The co-branding lever
The strategic pillar that distinguishes Fat Brands from other multi-concept holders is co-branding. When a franchisee already owns a Fatburger, adding a Buffalo’s (a chicken-wing concept) or Smokey Bones (barbecue) into the same footprint can boost revenue by 20 percent without doubling occupancy costs. The company has hundreds of co-branded units. Notably, the push often comes from franchisees themselves, who see the revenue upside and pitch the idea to management.
This approach works because the brands operate in different dayparts or serve different customer occasions. A burger joint and a sports bar can coexist. The financial incentive for the franchisee is clear. And for Fat Brands, every co-branded unit is a higher-revenue, higher-royalty location.
The franchise growth pivot
In 2024, Fat Brands opened 92 new restaurants and reported over 250 franchise agreements signed, pushing its development pipeline to roughly 1,000 locations. The company is also moving toward near-total franchising, divesting company-operated locations in some cases. This shift is deliberate: owned units carry labor and supply costs that franchising avoids.
The leverage challenge
A critical tension in the business is financial leverage. The company has undertaken substantial debt to fund acquisitions, and that debt load constrains flexibility. In January 2026, Fat Brands filed for Chapter 11 bankruptcy protection, signaling that debt service and operational pressures had exceeded the company’s ability to manage them within its existing capital structure. Bankruptcy is not the same as liquidation, but it illustrated the severity of the leverage problem.
What to watch
A reader researching Fat Brands should examine its annual 10-K filing (SEC CIK 0001705012) to understand the debt covenants, the contribution of each brand to overall sales, and the health of the franchisee base. Key metrics include unit growth per brand, the mix of new franchise agreements signed versus franchise closures, same-unit sales trends, and average unit volumes per concept.

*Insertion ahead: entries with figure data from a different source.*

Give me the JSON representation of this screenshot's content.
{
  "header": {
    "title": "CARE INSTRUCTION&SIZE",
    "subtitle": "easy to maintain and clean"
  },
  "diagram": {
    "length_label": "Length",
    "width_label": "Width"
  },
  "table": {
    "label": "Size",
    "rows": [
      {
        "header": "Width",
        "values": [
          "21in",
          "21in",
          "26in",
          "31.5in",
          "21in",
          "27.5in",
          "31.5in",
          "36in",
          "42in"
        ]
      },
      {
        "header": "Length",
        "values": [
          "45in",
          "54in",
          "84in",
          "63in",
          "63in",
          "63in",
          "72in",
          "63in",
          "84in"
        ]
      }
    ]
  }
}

The company’s ability to service debt and fund growth depends critically on franchisee confidence. If franchisees believe the brands will win in their markets, they sign agreements and build new units. If confidence erodes, growth stalls and unit economics worsen. The bankruptcy process itself is a test of whether the portfolio—and the management’s ability to run it—remains valuable to franchisees and potential acquirers.